Diary of a Fifty-Something Nobody Episode 1

This isn’t my first entry into this diary but the first one I have chosen to share with the world. I ramble to myself most days using my quill and my leather bound note book as my tools. It was during one of these ramblings I had one of my moments, “Why don’t I share a bit of this ‘gold’ and, I hope to eventually turn it into my memoir which already has bits written. Anyhooo, I hope you enjoy what I am sharing.

 

So, why a Fifty-Something Nobody. I started off being ‘Normal’ rather than ‘Nobody’ but I am not sure what normal is? I also think that Nobody is at least a thing whereas normal is just the same as everyone else. I like being a ‘Nobody’, we are able to crawl under that radar which is always watching and blipping. If you are ‘Somebody’ you are expected to behave and act in a certain way but I don’t have to bother with any of that stuff. Just for the record, I can’t do anything about the ‘Fifty Something’ element. It is what it is and I have no issue with age other than it is often an inconvenient label.

 

I could have been ‘Useless’ as this is what one of my parents told me I was, at some time in my childhood. Ah yes, of course, it all comes together now – I am a ‘Useless Nobody’. Can you see me nodding sagely as I come to this realisation? This too is OK because it brings no pressure to achieve whatever society says I have to achieve because I am useless. All good then.

 

It is also fine because I live in a part of the United Kingdom which is very unmemorable, the East Midlands! “Ah yes”, I hear you all cry followed by, “where is that?” There are a few famous elements to where I live but one of the most famous is that I live on what was the front line during the Miners’ Strike in the mid-eighties. There is also, of course, Robin Hood, who ran amuck with that pesky Sherriff of Nottingham a few years back and we have the Peak District within the squiggle line I call home. I actually live in what I fondly call, ‘Ugly Derbyshire’ which is the area of our county which isn’t ‘Peaking’.

 

But you know what, and please don’t tell anyone, stuff does happen to Useless Nobody’s in Ugly Derbyshire. I mean only yesterday, I met a cousin who I hadn’t seen for a little while. On the edge of your seats aren’t you? Anyway, we are very close in age and grew up in the same village, in the same class at school with the same Grandma and Grandad around the same corner. As we sat celebrating our mutual Aunt’s 88th Birthday, he handed me his business card which declared that he was now a professor at two universities. I was a little surprised to be receiving a business card from someone who I had shared a bath with when we were babies, as I was confident I still knew who he was. Although I am surrounded by dementia, I think my memory is still OK even if not much else is. Still, I learned of his professorship on a little card.
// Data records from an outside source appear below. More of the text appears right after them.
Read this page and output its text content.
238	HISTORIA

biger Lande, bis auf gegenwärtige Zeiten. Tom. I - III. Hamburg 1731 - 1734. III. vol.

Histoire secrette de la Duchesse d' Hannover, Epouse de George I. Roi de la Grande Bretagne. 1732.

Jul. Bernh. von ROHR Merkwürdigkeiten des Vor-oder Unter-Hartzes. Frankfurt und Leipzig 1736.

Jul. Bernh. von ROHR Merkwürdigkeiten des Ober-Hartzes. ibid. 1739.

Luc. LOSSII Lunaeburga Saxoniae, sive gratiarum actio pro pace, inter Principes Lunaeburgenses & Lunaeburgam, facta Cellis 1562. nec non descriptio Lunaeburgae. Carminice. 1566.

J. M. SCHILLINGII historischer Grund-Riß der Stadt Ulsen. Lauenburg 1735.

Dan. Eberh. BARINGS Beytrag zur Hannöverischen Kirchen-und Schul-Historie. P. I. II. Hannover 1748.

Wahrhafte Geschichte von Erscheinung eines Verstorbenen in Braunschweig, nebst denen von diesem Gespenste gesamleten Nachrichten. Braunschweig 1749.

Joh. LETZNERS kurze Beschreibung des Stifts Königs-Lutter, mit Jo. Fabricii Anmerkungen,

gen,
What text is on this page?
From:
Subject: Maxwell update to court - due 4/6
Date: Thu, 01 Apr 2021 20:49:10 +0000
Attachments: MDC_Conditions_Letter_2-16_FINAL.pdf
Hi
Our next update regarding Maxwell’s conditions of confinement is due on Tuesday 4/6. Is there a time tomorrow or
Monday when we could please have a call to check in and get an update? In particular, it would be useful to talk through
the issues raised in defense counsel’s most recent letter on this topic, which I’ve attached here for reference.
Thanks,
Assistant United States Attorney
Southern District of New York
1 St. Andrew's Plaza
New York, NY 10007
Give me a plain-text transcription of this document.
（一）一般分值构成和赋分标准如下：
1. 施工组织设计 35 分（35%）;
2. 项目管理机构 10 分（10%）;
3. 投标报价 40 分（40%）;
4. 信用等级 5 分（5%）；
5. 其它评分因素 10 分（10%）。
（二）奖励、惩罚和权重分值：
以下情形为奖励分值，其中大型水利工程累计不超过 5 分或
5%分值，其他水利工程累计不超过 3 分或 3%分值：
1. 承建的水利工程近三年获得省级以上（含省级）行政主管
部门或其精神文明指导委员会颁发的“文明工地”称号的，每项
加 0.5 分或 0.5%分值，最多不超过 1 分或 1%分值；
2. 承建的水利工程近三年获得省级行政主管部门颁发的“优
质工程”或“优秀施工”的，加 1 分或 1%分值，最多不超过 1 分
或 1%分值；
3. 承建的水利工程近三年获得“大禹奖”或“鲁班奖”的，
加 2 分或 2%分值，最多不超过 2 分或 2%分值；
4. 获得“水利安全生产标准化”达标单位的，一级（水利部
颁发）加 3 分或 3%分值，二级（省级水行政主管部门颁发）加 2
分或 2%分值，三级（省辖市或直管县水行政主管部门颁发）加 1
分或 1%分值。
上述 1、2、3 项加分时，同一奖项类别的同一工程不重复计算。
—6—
This must be the way that professors communicate with Nobody’s who have only crawled up to a post graduate education level. It made me smile and made me think of all the times I had covered for him as a child, especially as his subject of specialism is Criminology.

 

 Perhaps I missed a calling in life, maybe I should have been a Ying to my Cousin’s Yang? I could have become a Criminal Mastermind operating from a hollowed out Pit Tip (a big pile of unwanted earth from the coal mines they surrounded). There would have been ‘nowt’ as fancy as a white, Persian Cat for me to sit and stroke as I issued orders out to the little men with flat caps, as they ran around building me a rocket launcher which would be used in my bid to take over Yorkshire (I think the World may have been a bit much for me!). I would have been sat stroking a snarling Jack Russell (her name is Dottie for the record) staring out from behind my blue NHS glasses. My cousin, not quite James Bond, would laugh at me thinking he could soon bring me to justice but I knew I could always evade him by running into a field of flowers as his hayfever would never let him capture me there! HA!

 

To be honest, I am actually quite proud of him (don’t tell him, mind). Although we had good childhoods, I am sure the good people of the country out there would have expected very little of us as we came from ‘Nobody’s’ (See Agricultural Labourers/ Miners / Peasant Farmers / Framework Knitters on the census’ of old) and would not have looked out of place in a Lowrie. We were born to be ‘the workers’, the cannon fodder not the people who make policy but I suppose we both defied expectation. Now that is a story for another day.